Here are some suggestions for using less memory:

  • Split the data once and save it to disk, and then read it back in a new fresh H2O-3 cluster in two separate as.h2o or h2o.importFile steps.

    In your example, you are doing a splitFrame. This makes a duplicate copy of your data in memory.

  • Prefer h2o.importFile to as.h2o.

    I don't know how much of a difference this really makes in your case, but h2o.importFile was designed and tested for big data, and as.h2o was not.

  • Use less data.

    You have not said anything about the shape of your data, but if the automl or grid search works with GBM but not DRF, that is definitely pointing to running out of memory. Those two algorithms do almost exactly the same thing computation-wise, but DRF models tend to be larger since DRF has a higher tree depth, which means it needs more memory to store the models.

  • Use the nthreads option to reduce the number of concurrent worker threads.

    The more active concurrent threads you have running, the more memory you need, because each thread needs some working memory.
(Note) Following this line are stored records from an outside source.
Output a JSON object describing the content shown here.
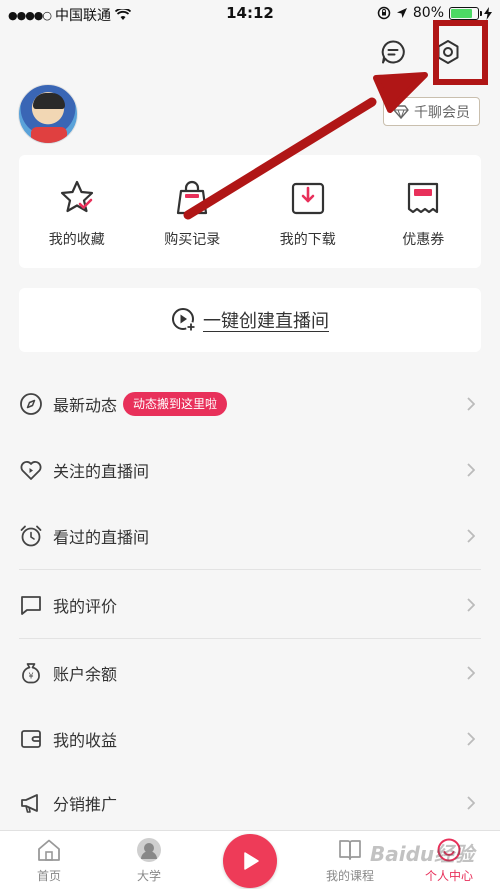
{
  "status_bar": {
    "signal_dots": "●●●●○",
    "carrier": "中国联通",
    "time": "14:12",
    "battery": "80%",
    "battery_level": 0.8
  },
  "header": {
    "vip_label": "千聊会员"
  },
  "quick_actions": [
    {
      "label": "我的收藏",
      "icon": "star-icon"
    },
    {
      "label": "购买记录",
      "icon": "shopping-bag-icon"
    },
    {
      "label": "我的下载",
      "icon": "download-icon"
    },
    {
      "label": "优惠券",
      "icon": "coupon-icon"
    }
  ],
  "live_create": {
    "label": "一键创建直播间"
  },
  "menu": [
    {
      "label": "最新动态",
      "badge": "动态搬到这里啦",
      "icon": "compass-icon"
    },
    {
      "label": "关注的直播间",
      "icon": "heart-play-icon"
    },
    {
      "label": "看过的直播间",
      "icon": "alarm-clock-icon"
    },
    {
      "label": "我的评价",
      "icon": "comment-icon"
    },
    {
      "label": "账户余额",
      "icon": "money-bag-icon"
    },
    {
      "label": "我的收益",
      "icon": "wallet-icon"
    },
    {
      "label": "分销推广",
      "icon": "megaphone-icon"
    }
  ],
  "tabs": [
    {
      "label": "首页",
      "icon": "home-icon"
    },
    {
      "label": "大学",
      "icon": "university-avatar-icon"
    },
    {
      "label": "我的课程",
      "icon": "book-icon"
    },
    {
      "label": "个人中心",
      "icon": "profile-icon",
      "active": true
    }
  ],
  "watermark": "Baidu经验",
  "colors": {
    "accent": "#e8305a",
    "highlight": "#b01616",
    "background": "#f6f6f6"
  }
}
You can try setting nthreads to half of the number of CPU cores you have, for example.

  • Don't use xgboost.

    Xgboost is special in the way that it uses memory because it makes a second copy of the data outside of the java heap. This means when you are using xgboost, you don't want to give the java max_mem_size (or Xmx) your entire host's memory or you can run into problems (especially swapping).

  • Don't use DRF.

    DRF trees are deeper, and hence the produced models are larger. Alternately, build (and retain in memory) fewer DRF models, more shallow DRF models, or models with fewer trees.


The best quick suggestion for getting more memory is to run in the cloud. You don't necessarily need a multi-node setup. A single large node is easier to work with if that will adequately solve the problem. In your case it likely will. Given what you have said above (which is that you have 16 GB now and it finishes if you don't use DRF), I would start by using, an m5.4xlarge instance in EC2 which has 64 GB of RAM and costs under $1 / hr and give it a max_mem_size of 48G.